Organised by the Cotswolds Conservation Board, in partnership with the Cotswolds branch of the Dry Stone Walling Association of Great Britain (DSWA) and with the support of Huntsmans Quarries, the event will see competitors of all abilities vying for the prestigious walling trophy and up to £120 cash prize.

Depending on which class they enter, competitors will have to strip and rebuild a certain length of wall to the correct specification. The rules associated with the competition are strict with marks awarded for quality of foundations, cope stones, sides, middle filling, batter and straightness.

Estate Manager, Arthur Witchell said: “Dry stone walls are a key feature of the Gatcombe Park Estate and we are therefore delighted to be able to host the Cotswolds Dry Stone Walling Competition this year.
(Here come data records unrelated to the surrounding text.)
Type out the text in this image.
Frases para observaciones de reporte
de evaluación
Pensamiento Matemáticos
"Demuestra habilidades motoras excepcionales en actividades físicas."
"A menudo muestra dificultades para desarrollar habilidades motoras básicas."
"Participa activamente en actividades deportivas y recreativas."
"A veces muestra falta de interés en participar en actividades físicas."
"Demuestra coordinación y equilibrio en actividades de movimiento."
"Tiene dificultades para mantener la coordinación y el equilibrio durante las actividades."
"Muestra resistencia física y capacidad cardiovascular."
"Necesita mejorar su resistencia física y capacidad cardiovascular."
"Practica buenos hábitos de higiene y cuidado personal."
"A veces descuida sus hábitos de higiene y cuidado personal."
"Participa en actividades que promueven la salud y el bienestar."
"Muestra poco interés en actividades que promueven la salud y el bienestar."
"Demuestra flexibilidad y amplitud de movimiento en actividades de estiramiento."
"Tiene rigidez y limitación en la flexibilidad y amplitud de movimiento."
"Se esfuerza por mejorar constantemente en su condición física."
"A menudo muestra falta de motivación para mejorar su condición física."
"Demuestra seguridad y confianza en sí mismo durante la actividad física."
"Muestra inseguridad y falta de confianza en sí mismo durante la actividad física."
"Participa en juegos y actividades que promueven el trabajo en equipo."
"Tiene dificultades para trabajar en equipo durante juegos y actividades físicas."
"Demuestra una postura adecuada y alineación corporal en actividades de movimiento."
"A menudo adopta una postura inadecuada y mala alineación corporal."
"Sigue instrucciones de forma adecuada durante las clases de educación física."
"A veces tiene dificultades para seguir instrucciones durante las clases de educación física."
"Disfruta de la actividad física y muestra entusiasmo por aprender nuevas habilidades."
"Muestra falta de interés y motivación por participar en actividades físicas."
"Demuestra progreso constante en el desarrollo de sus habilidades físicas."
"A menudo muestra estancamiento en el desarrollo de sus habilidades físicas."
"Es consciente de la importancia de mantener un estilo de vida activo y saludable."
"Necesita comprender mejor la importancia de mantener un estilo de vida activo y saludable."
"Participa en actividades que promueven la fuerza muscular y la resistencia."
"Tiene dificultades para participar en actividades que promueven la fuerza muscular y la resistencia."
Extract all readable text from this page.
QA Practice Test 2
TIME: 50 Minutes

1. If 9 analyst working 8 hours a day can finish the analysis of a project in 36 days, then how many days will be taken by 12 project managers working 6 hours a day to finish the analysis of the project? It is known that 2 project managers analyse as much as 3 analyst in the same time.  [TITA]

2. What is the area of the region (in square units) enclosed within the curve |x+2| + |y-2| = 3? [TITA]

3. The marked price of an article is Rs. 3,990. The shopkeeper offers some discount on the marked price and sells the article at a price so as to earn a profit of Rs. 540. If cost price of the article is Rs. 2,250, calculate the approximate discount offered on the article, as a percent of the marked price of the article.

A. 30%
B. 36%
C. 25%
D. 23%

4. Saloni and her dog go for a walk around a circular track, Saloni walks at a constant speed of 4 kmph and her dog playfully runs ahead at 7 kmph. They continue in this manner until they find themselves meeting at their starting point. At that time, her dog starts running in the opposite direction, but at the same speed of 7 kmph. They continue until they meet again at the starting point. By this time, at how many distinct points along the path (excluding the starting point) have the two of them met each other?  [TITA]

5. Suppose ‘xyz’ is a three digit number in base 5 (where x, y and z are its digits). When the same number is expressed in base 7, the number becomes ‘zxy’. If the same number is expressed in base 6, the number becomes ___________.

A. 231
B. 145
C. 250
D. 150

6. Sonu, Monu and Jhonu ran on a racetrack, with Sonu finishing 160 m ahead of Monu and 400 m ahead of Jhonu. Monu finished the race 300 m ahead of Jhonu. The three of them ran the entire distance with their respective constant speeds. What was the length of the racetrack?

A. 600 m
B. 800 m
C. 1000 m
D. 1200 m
We very much look forward to meeting the competitors and seeing the final walls.”

David Molloy, rural skills officer at the Cotswolds Conservation Board, said: “This is the first time the competition will have been held at Gatcombe Park and we are grateful to the Estate for letting us have this opportunity. I’m sure that it will be another successful and popular event whereby we can help to keep the skills alive but also celebrate excellence and quality craftsmanship.”

The competition is free to enter and has four classes: Professional; Amateur/Part-Time Professional; Novice; Beginners Pairs. There is an additional prize for the best waller under 21 years of age. The draw for stints takes place from 8.45am with work completed at 4.15pm and prizes awarded at 4.30pm.

Anyone wishing to enter the competition can do so by registering online at or by calling the Cotswolds Conservation Board on 01451 862000. Spectators are welcome.

Competition classes are described as follows :
a) Class 1: Professional: anyone whose main earnings are derived from dry stone walling or who is regularly employed as a dry-stone waller.
b) Class 2: Amateur: anyone deriving less than 50% of their earnings from dry stone walling or anyone regarding themselves as a competent dry stone waller.
c) Class 3: Novice: anyone with some experience of dry stone walling.
d) Class 4: Beginner pairs: any two people who have little experience of dry stone walling.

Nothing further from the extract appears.